Izmirlian, Grant (NIH/NCI)
2005-Nov-19 00:27 UTC
[R] Batchjob creates small object but large workspace ???
I ran into an interesting problem that I think I have solved. I ran a batch job as "--no-save", electing only to save all objects there before the job started and one reasonably small object created as the result of the job, ( ~ 19K ). During the course of the job several large objects are generated, but not among the list of things which are saved. The interesting problem is that the .RData file ends up being around 250 MB in size larger than it was previously. Inside of R, "object.size" returns a reasonably accurate estimate, 19K, but somehow there is hidden junk. I am trying, as a write, the solution the problem.
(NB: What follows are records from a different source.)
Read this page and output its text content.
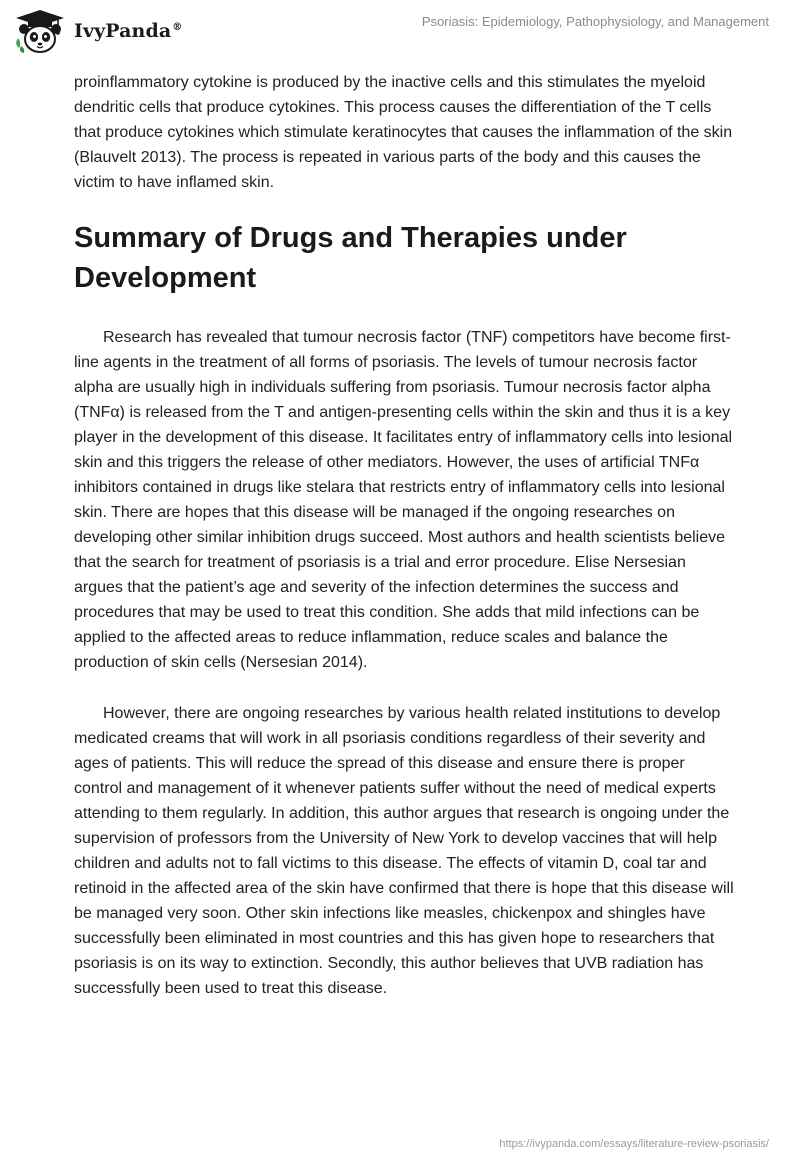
IvyPanda®	Psoriasis: Epidemiology, Pathophysiology, and Management

proinflammatory cytokine is produced by the inactive cells and this stimulates the myeloid dendritic cells that produce cytokines. This process causes the differentiation of the T cells that produce cytokines which stimulate keratinocytes that causes the inflammation of the skin (Blauvelt 2013). The process is repeated in various parts of the body and this causes the victim to have inflamed skin.

Summary of Drugs and Therapies under Development

Research has revealed that tumour necrosis factor (TNF) competitors have become first-line agents in the treatment of all forms of psoriasis. The levels of tumour necrosis factor alpha are usually high in individuals suffering from psoriasis. Tumour necrosis factor alpha (TNFα) is released from the T and antigen-presenting cells within the skin and thus it is a key player in the development of this disease. It facilitates entry of inflammatory cells into lesional skin and this triggers the release of other mediators. However, the uses of artificial TNFα inhibitors contained in drugs like stelara that restricts entry of inflammatory cells into lesional skin. There are hopes that this disease will be managed if the ongoing researches on developing other similar inhibition drugs succeed. Most authors and health scientists believe that the search for treatment of psoriasis is a trial and error procedure. Elise Nersesian argues that the patient’s age and severity of the infection determines the success and procedures that may be used to treat this condition. She adds that mild infections can be applied to the affected areas to reduce inflammation, reduce scales and balance the production of skin cells (Nersesian 2014).

However, there are ongoing researches by various health related institutions to develop medicated creams that will work in all psoriasis conditions regardless of their severity and ages of patients. This will reduce the spread of this disease and ensure there is proper control and management of it whenever patients suffer without the need of medical experts attending to them regularly. In addition, this author argues that research is ongoing under the supervision of professors from the University of New York to develop vaccines that will help children and adults not to fall victims to this disease. The effects of vitamin D, coal tar and retinoid in the affected area of the skin have confirmed that there is hope that this disease will be managed very soon. Other skin infections like measles, chickenpox and shingles have successfully been eliminated in most countries and this has given hope to researchers that psoriasis is on its way to extinction. Secondly, this author believes that UVB radiation has successfully been used to treat this disease.

https://ivypanda.com/essays/literature-review-psoriasis/
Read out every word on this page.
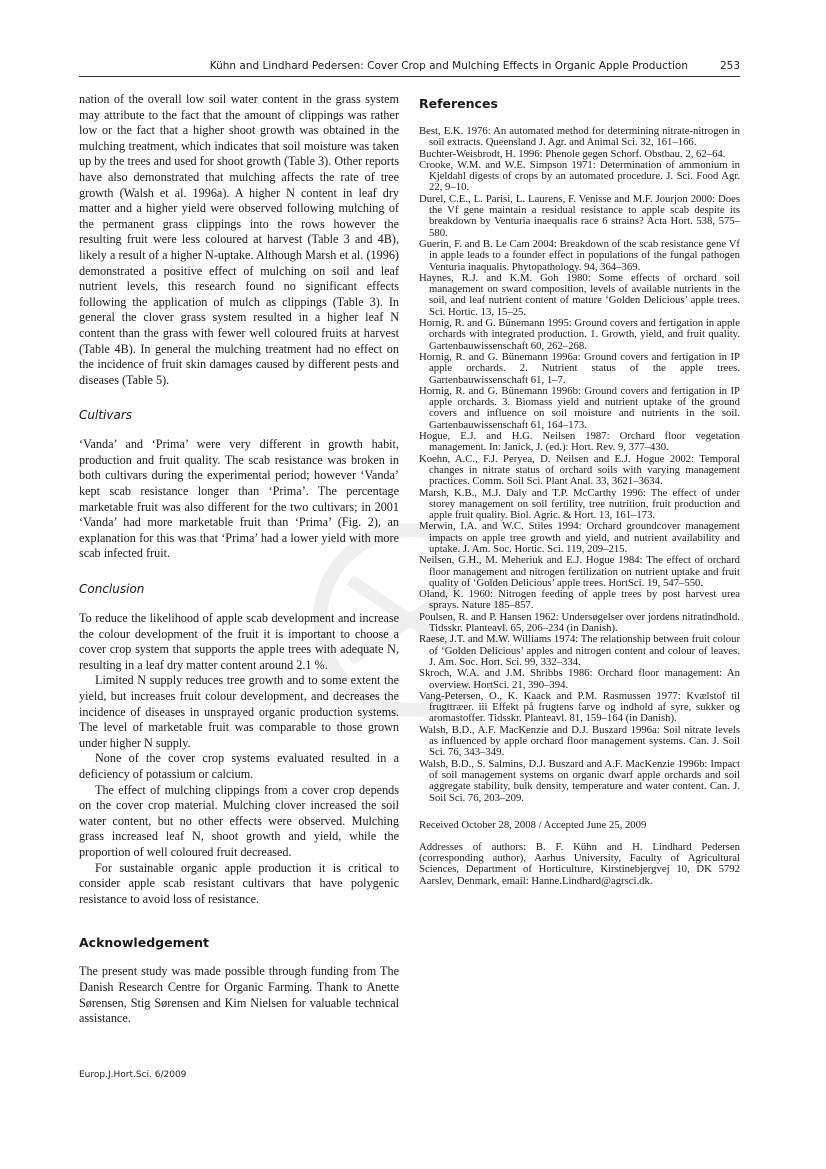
Kühn and Lindhard Pedersen: Cover Crop and Mulching Effects in Organic Apple Production	253

nation of the overall low soil water content in the grass system may attribute to the fact that the amount of clippings was rather low or the fact that a higher shoot growth was obtained in the mulching treatment, which indicates that soil moisture was taken up by the trees and used for shoot growth (Table 3). Other reports have also demonstrated that mulching affects the rate of tree growth (Walsh et al. 1996a). A higher N content in leaf dry matter and a higher yield were observed following mulching of the permanent grass clippings into the rows however the resulting fruit were less coloured at harvest (Table 3 and 4B), likely a result of a higher N-uptake. Although Marsh et al. (1996) demonstrated a positive effect of mulching on soil and leaf nutrient levels, this research found no significant effects following the application of mulch as clippings (Table 3). In general the clover grass system resulted in a higher leaf N content than the grass with fewer well coloured fruits at harvest (Table 4B). In general the mulching treatment had no effect on the incidence of fruit skin damages caused by different pests and diseases (Table 5).

Cultivars

‘Vanda’ and ‘Prima’ were very different in growth habit, production and fruit quality. The scab resistance was broken in both cultivars during the experimental period; however ‘Vanda’ kept scab resistance longer than ‘Prima’. The percentage marketable fruit was also different for the two cultivars; in 2001 ‘Vanda’ had more marketable fruit than ‘Prima’ (Fig. 2), an explanation for this was that ‘Prima’ had a lower yield with more scab infected fruit.

Conclusion

To reduce the likelihood of apple scab development and increase the colour development of the fruit it is important to choose a cover crop system that supports the apple trees with adequate N, resulting in a leaf dry matter content around 2.1 %.

Limited N supply reduces tree growth and to some extent the yield, but increases fruit colour development, and decreases the incidence of diseases in unsprayed organic production systems. The level of marketable fruit was comparable to those grown under higher N supply.

None of the cover crop systems evaluated resulted in a deficiency of potassium or calcium.

The effect of mulching clippings from a cover crop depends on the cover crop material. Mulching clover increased the soil water content, but no other effects were observed. Mulching grass increased leaf N, shoot growth and yield, while the proportion of well coloured fruit decreased.

For sustainable organic apple production it is critical to consider apple scab resistant cultivars that have polygenic resistance to avoid loss of resistance.

Acknowledgement

The present study was made possible through funding from The Danish Research Centre for Organic Farming. Thank to Anette Sørensen, Stig Sørensen and Kim Nielsen for valuable technical assistance.

References

Best, E.K. 1976: An automated method for determining nitrate-nitrogen in soil extracts. Queensland J. Agr. and Animal Sci. 32, 161–166.

Buchter-Weisbrodt, H. 1996: Phenole gegen Schorf. Obstbau. 2, 62–64.

Crooke, W.M. and W.E. Simpson 1971: Determination of ammonium in Kjeldahl digests of crops by an automated procedure. J. Sci. Food Agr. 22, 9–10.

Durel, C.E., L. Parisi, L. Laurens, F. Venisse and M.F. Jourjon 2000: Does the Vf gene maintain a residual resistance to apple scab despite its breakdown by Venturia inaequalis race 6 strains? Acta Hort. 538, 575–580.

Guerin, F. and B. Le Cam 2004: Breakdown of the scab resistance gene Vf in apple leads to a founder effect in populations of the fungal pathogen Venturia inaqualis. Phytopathology. 94, 364–369.

Haynes, R.J. and K.M. Goh 1980: Some effects of orchard soil management on sward composition, levels of available nutrients in the soil, and leaf nutrient content of mature ‘Golden Delicious’ apple trees. Sci. Hortic. 13, 15–25.

Hornig, R. and G. Bünemann 1995: Ground covers and fertigation in apple orchards with integrated production. 1. Growth, yield, and fruit quality. Gartenbauwissenschaft 60, 262–268.

Hornig, R. and G. Bünemann 1996a: Ground covers and fertigation in IP apple orchards. 2. Nutrient status of the apple trees. Gartenbauwissenschaft 61, 1–7.

Hornig, R. and G. Bünemann 1996b: Ground covers and fertigation in IP apple orchards. 3. Biomass yield and nutrient uptake of the ground covers and influence on soil moisture and nutrients in the soil. Gartenbauwissenschaft 61, 164–173.

Hogue, E.J. and H.G. Neilsen 1987: Orchard floor vegetation management. In: Janick, J. (ed.): Hort. Rev. 9, 377–430.

Koehn, A.C., F.J. Peryea, D. Neilsen and E.J. Hogue 2002: Temporal changes in nitrate status of orchard soils with varying management practices. Comm. Soil Sci. Plant Anal. 33, 3621–3634.

Marsh, K.B., M.J. Daly and T.P. McCarthy 1996: The effect of under storey management on soil fertility, tree nutrition, fruit production and apple fruit quality. Biol. Agric. & Hort. 13, 161–173.

Merwin, I.A. and W.C. Stiles 1994: Orchard groundcover management impacts on apple tree growth and yield, and nutrient availability and uptake. J. Am. Soc. Hortic. Sci. 119, 209–215.

Neilsen, G.H., M. Meheriuk and E.J. Hogue 1984: The effect of orchard floor management and nitrogen fertilization on nutrient uptake and fruit quality of ‘Golden Delicious’ apple trees. HortSci. 19, 547–550.

Oland, K. 1960: Nitrogen feeding of apple trees by post harvest urea sprays. Nature 185–857.

Poulsen, R. and P. Hansen 1962: Undersøgelser over jordens nitratindhold. Tidsskr. Planteavl. 65, 206–234 (in Danish).

Raese, J.T. and M.W. Williams 1974: The relationship between fruit colour of ‘Golden Delicious’ apples and nitrogen content and colour of leaves. J. Am. Soc. Hort. Sci. 99, 332–334.

Skroch, W.A. and J.M. Shribbs 1986: Orchard floor management: An overview. HortSci. 21, 390–394.

Vang-Petersen, O., K. Kaack and P.M. Rasmussen 1977: Kvælstof til frugttræer. iii Effekt på frugtens farve og indhold af syre, sukker og aromastoffer. Tidsskr. Planteavl. 81, 159–164 (in Danish).

Walsh, B.D., A.F. MacKenzie and D.J. Buszard 1996a: Soil nitrate levels as influenced by apple orchard floor management systems. Can. J. Soil Sci. 76, 343–349.

Walsh, B.D., S. Salmins, D.J. Buszard and A.F. MacKenzie 1996b: Impact of soil management systems on organic dwarf apple orchards and soil aggregate stability, bulk density, temperature and water content. Can. J. Soil Sci. 76, 203–209.

Received October 28, 2008 / Accepted June 25, 2009

Addresses of authors: B. F. Kühn and H. Lindhard Pedersen (corresponding author), Aarhus University, Faculty of Agricultural Sciences, Department of Horticulture, Kirstinebjergvej 10, DK 5792 Aarslev, Denmark, email: Hanne.Lindhard@agrsci.dk.

Europ.J.Hort.Sci. 6/2009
Before the "save" command at the bottome of the batch file I should delete the un-needed large objects and then call gc() . My thought is that the save operation needs to generate a large temporary file and then copy only the parts of it that are requested to be saved and this takes nearly all of my 1GB of system memory so that the poor "gc" program is shoved off the stack (or some semblence of this reasoning at least). Oh... (not so) great news... the job just finished and it looks like my idea was incorrect. So I am open to suggestions! .RData before run: 88951444 bytes .RData after run: 345671147 bytes size of object saved: 190588 bytes and by the way, I have good reason to trust the 19K estimate since the information contained in the object fits on about 3 screens.